Be quick to forgive them and yourself for the argument. Then you can both move on and have a great day.
14. Break free from the victim mindset
“Hatred is a public and shameless demonstration of inferiority complex.”
— Paulo Coelho
Thinking that your life isn’t fair and the world is against you is no way to live.
But it’s another learned behavior that you can overcome. Start taking responsibility for your life and strive always to improve your situation.
15. Admit that you made a mistake
“When pain, misery, or anger happen, it is time to look within you, not around you.”
There are always two sides to an argument. What role did you play? Remind yourself that it’s okay to make mistakes. It doesn’t mean you’re a horrible person.
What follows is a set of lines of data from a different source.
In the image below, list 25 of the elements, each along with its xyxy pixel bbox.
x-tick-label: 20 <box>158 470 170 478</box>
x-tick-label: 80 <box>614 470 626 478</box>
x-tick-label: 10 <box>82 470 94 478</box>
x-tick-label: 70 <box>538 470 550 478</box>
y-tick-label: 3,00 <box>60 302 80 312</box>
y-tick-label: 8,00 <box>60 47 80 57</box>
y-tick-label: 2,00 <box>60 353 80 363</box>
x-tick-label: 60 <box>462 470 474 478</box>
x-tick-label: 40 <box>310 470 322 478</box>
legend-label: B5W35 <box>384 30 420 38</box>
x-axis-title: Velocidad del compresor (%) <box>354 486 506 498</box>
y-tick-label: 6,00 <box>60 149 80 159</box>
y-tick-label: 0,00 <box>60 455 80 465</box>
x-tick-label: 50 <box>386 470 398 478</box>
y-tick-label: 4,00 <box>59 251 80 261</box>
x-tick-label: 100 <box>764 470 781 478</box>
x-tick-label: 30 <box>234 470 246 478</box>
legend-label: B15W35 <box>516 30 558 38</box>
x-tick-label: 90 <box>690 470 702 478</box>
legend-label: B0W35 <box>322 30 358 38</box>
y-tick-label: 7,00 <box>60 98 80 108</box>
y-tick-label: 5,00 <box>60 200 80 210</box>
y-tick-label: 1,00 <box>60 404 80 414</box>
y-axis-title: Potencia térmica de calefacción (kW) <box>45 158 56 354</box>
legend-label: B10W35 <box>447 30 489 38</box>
Ask yourself, “Would blowing up on this person and losing them be worth it?”
Chances are you want them in your life and would not want them to give up on you, whether they’re your significant other, boss, friend, or relative.
Be strong and let them know you messed up and you’re sorry.
That way, you skip right past the argument and straight to the solution.
In short, with practice, you can control your anger. Learn the symptoms of it brewing up so you can stop it before it goes wild.
Over time you can conquer anger and be someone who others love being around. You can be the person who never gets their feathers ruffled.
Besides, getting angry all the time will make you miserable, and it tears down your health. It’s always better to be stoic and collected in any situation.